そもそも陽斗くんはお前みたいなビッチと違うし、まあ仮にビッチだとしても陽斗くんの誘いなら俺は喜んで乗るけども。
そもそも惚れた奴とそうじゃない………寧ろ嫌ってる奴との対応が違うなんて当たり前だろうが。
お前だってそうしてるだろ。

「仮に俺があの人に振られたとしても、俺は絶対にお前とは付き合わないけど。」

取り敢えず、これだけは釘を刺しておく。
陽斗くんを傷付けるような可能性は一ミリたりとも残したくはない。
そう思いながら俺は休憩室を後にする。

「お先でーす!」
「おう、おつかれー!」

すれ違ったバイト仲間や先輩に挨拶しながら陽斗くんからの返事はあるかとスマホを見てみたけど、
あれからほんの数分しか経ってないから当然返信はなくて。
もしかしたら俺と遊びに行くのが嫌になったのだろうか………。
そんな不安を抱きつつ、その不安を誤魔化すように足を動かす。

『アンタみたいな奴に惚れられた子が可哀想!』

さっきの女の罵倒が、頭を掠める。
俺自体が陽斗くんに相応しいか相応しくないかで言えば、多分相応しくないのだろう。
でも、それは俺が変わればいいだけの話だろう?
そうだよな?

陽斗くんは純朴な人だから、きっと俺が好きでもない女を抱いていたと分かると嫌がるかもしれない。
でもちゃんと、陽斗くんを口説くようになってからはそういうのは辞めた。
変わろうと思ったからというのもあるけれど、そもそも意味が無いから。

陽斗くんの代わりは誰にもなれない。
それなのに性欲ばかり優先させてると陽斗くんに嫌われてしまうから。

『もし行くとしたらどこに行きたい?』
『俺車あるから、遠出もできるよ!』

返事が無いのにもう行くつもりで計画を送っていく。
気持ち悪がられるだろうか?
でも折角デート出来るチャンスなんだ。
必死にだってなる。

陽斗くんはどんな服を着て来るんだろうか。
この間映画館で会った時の服も可愛かった。
でも。
でも出来ることならば、陽斗くんの頭の先からつま先までを俺がコーディネートした服やアクセサリーだけを身につけていて欲しい。

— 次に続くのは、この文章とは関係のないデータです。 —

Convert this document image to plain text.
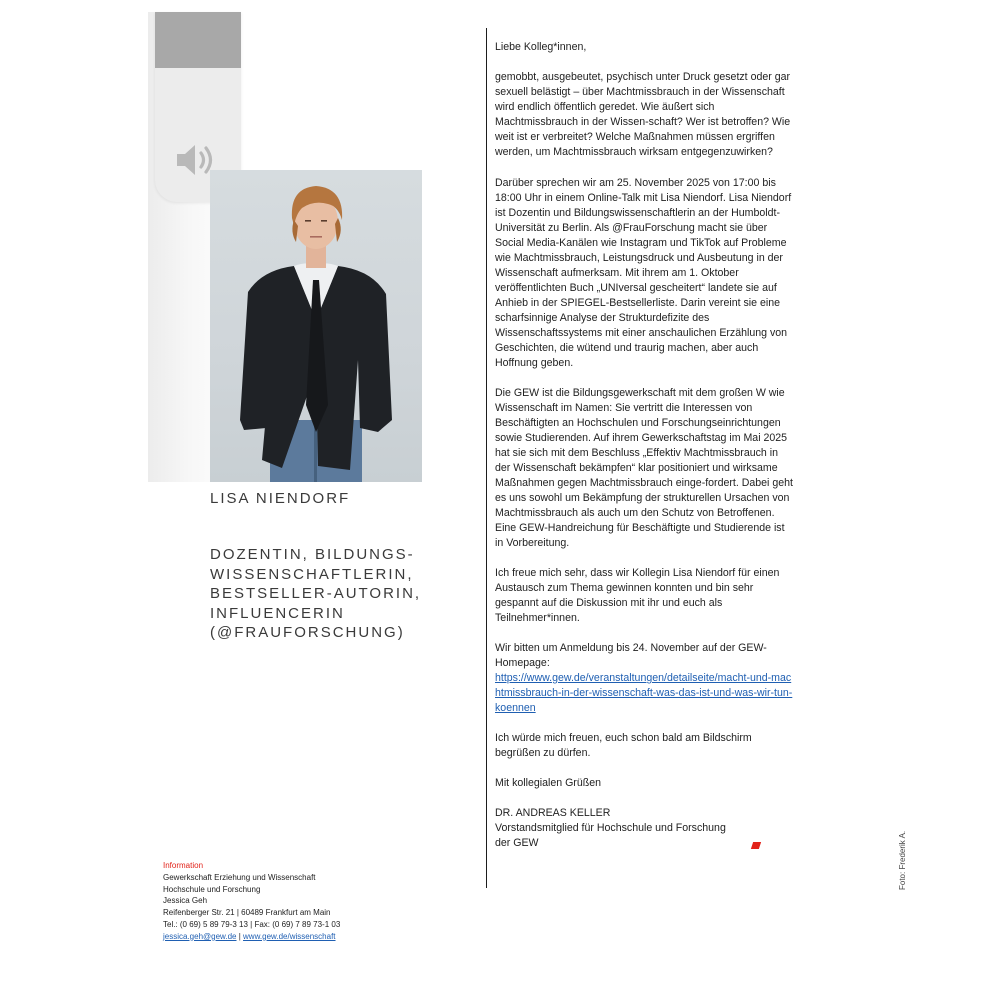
Foto: Frederik A.
LISA NIENDORF
DOZENTIN, BILDUNGS-
WISSENSCHAFTLERIN,
BESTSELLER-AUTORIN,
INFLUENCERIN
(@FRAUFORSCHUNG)

Liebe Kolleg*innen,

gemobbt, ausgebeutet, psychisch unter Druck gesetzt oder gar sexuell belästigt – über Machtmissbrauch in der Wissenschaft wird endlich öffentlich geredet. Wie äußert sich Machtmissbrauch in der Wissen-schaft? Wer ist betroffen? Wie weit ist er verbreitet? Welche Maßnahmen müssen ergriffen werden, um Machtmissbrauch wirksam entgegenzuwirken?

Darüber sprechen wir am 25. November 2025 von 17:00 bis 18:00 Uhr in einem Online-Talk mit Lisa Niendorf. Lisa Niendorf ist Dozentin und Bildungswissenschaftlerin an der Humboldt-Universität zu Berlin. Als @FrauForschung macht sie über Social Media-Kanälen wie Instagram und TikTok auf Probleme wie Machtmissbrauch, Leistungsdruck und Ausbeutung in der Wissenschaft aufmerksam. Mit ihrem am 1. Oktober veröffentlichten Buch „UNIversal gescheitert“ landete sie auf Anhieb in der SPIEGEL-Bestsellerliste. Darin vereint sie eine scharfsinnige Analyse der Strukturdefizite des Wissenschaftssystems mit einer anschaulichen Erzählung von Geschichten, die wütend und traurig machen, aber auch Hoffnung geben.

Die GEW ist die Bildungsgewerkschaft mit dem großen W wie Wissenschaft im Namen: Sie vertritt die Interessen von Beschäftigten an Hochschulen und Forschungseinrichtungen sowie Studierenden. Auf ihrem Gewerkschaftstag im Mai 2025 hat sie sich mit dem Beschluss „Effektiv Machtmissbrauch in der Wissenschaft bekämpfen“ klar positioniert und wirksame Maßnahmen gegen Machtmissbrauch einge-fordert. Dabei geht es uns sowohl um Bekämpfung der strukturellen Ursachen von Machtmissbrauch als auch um den Schutz von Betroffenen. Eine GEW-Handreichung für Beschäftigte und Studierende ist in Vorbereitung.

Ich freue mich sehr, dass wir Kollegin Lisa Niendorf für einen Austausch zum Thema gewinnen konnten und bin sehr gespannt auf die Diskussion mit ihr und euch als Teilnehmer*innen.

Wir bitten um Anmeldung bis 24. November auf der GEW-Homepage:
https://www.gew.de/veranstaltungen/detailseite/macht-und-machtmissbrauch-in-der-wissenschaft-was-das-ist-und-was-wir-tun-koennen

Ich würde mich freuen, euch schon bald am Bildschirm begrüßen zu dürfen.

Mit kollegialen Grüßen

DR. ANDREAS KELLER
Vorstandsmitglied für Hochschule und Forschung
der GEW
Information
Gewerkschaft Erziehung und Wissenschaft
Hochschule und Forschung
Jessica Geh
Reifenberger Str. 21 | 60489 Frankfurt am Main
Tel.: (0 69) 5 89 79-3 13 | Fax: (0 69) 7 89 73-1 03
jessica.geh@gew.de | www.gew.de/wissenschaft
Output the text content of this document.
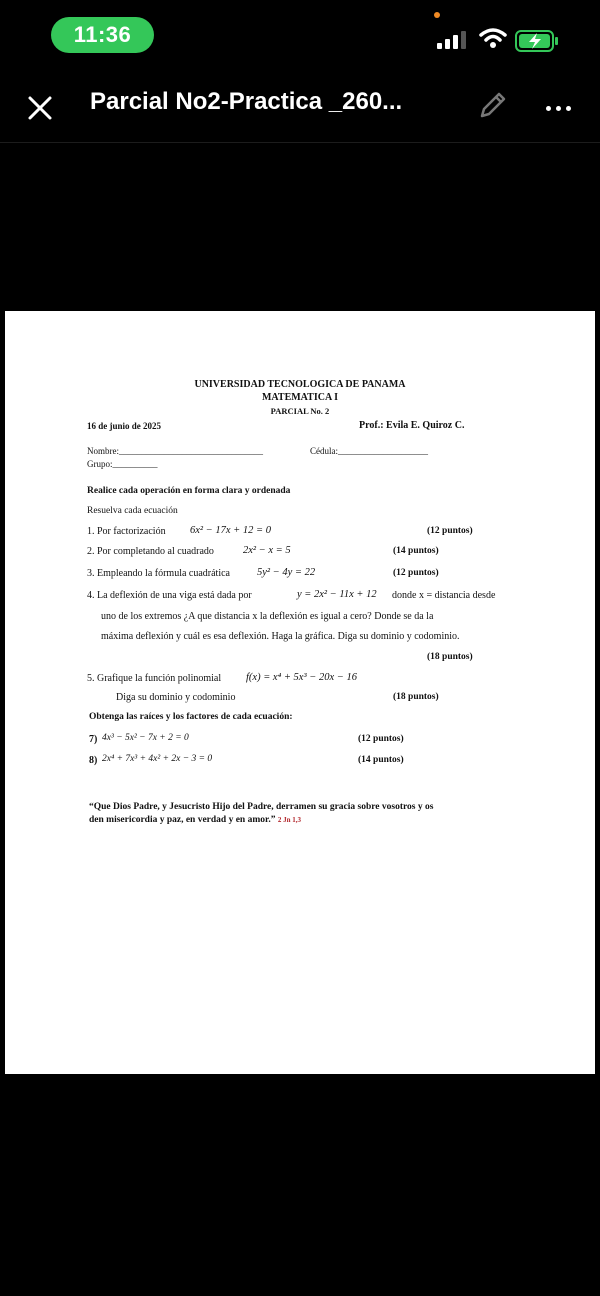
11:36
Parcial No2-Practica _260...
UNIVERSIDAD TECNOLOGICA DE PANAMA
MATEMATICA I
PARCIAL No. 2
16 de junio de 2025	Prof.: Evila E. Quiroz C.
Nombre:________________________________	Cédula:____________________
Grupo:__________
Realice cada operación en forma clara y ordenada
Resuelva cada ecuación
1. Por factorización 6x² − 17x + 12 = 0	(12 puntos)
2. Por completando al cuadrado	2x² − x = 5	(14 puntos)
3. Empleando la fórmula cuadrática	5y² − 4y = 22	(12 puntos)
4. La deflexión de una viga está dada por	y = 2x² − 11x + 12 donde x = distancia desde
uno de los extremos ¿A que distancia x la deflexión es igual a cero? Donde se da la
máxima deflexión y cuál es esa deflexión. Haga la gráfica. Diga su dominio y codominio.
(18 puntos)
5. Grafique la función polinomial f(x) = x⁴ + 5x³ − 20x − 16
Diga su dominio y codominio	(18 puntos)
Obtenga las raíces y los factores de cada ecuación:
7) 4x³ − 5x² − 7x + 2 = 0	(12 puntos)
8) 2x⁴ + 7x³ + 4x² + 2x − 3 = 0	(14 puntos)
“Que Dios Padre, y Jesucristo Hijo del Padre, derramen su gracia sobre vosotros y os
den misericordia y paz, en verdad y en amor.” 2 Jn 1,3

バイト代全部下ろして、陽斗くんに似合いそうなブランドの服屋に行こうか。
当日迎えるまでにある程度見繕っておくのもいいかもしれない。
あー、でも二人で一緒に選ぶのも悪くないな。

『どこ行きたいとかあったら教えてね!』

返事が来ないままだけど、だからって俺のワクワクは止まらない。
だって、漸くデートが出来るんだから。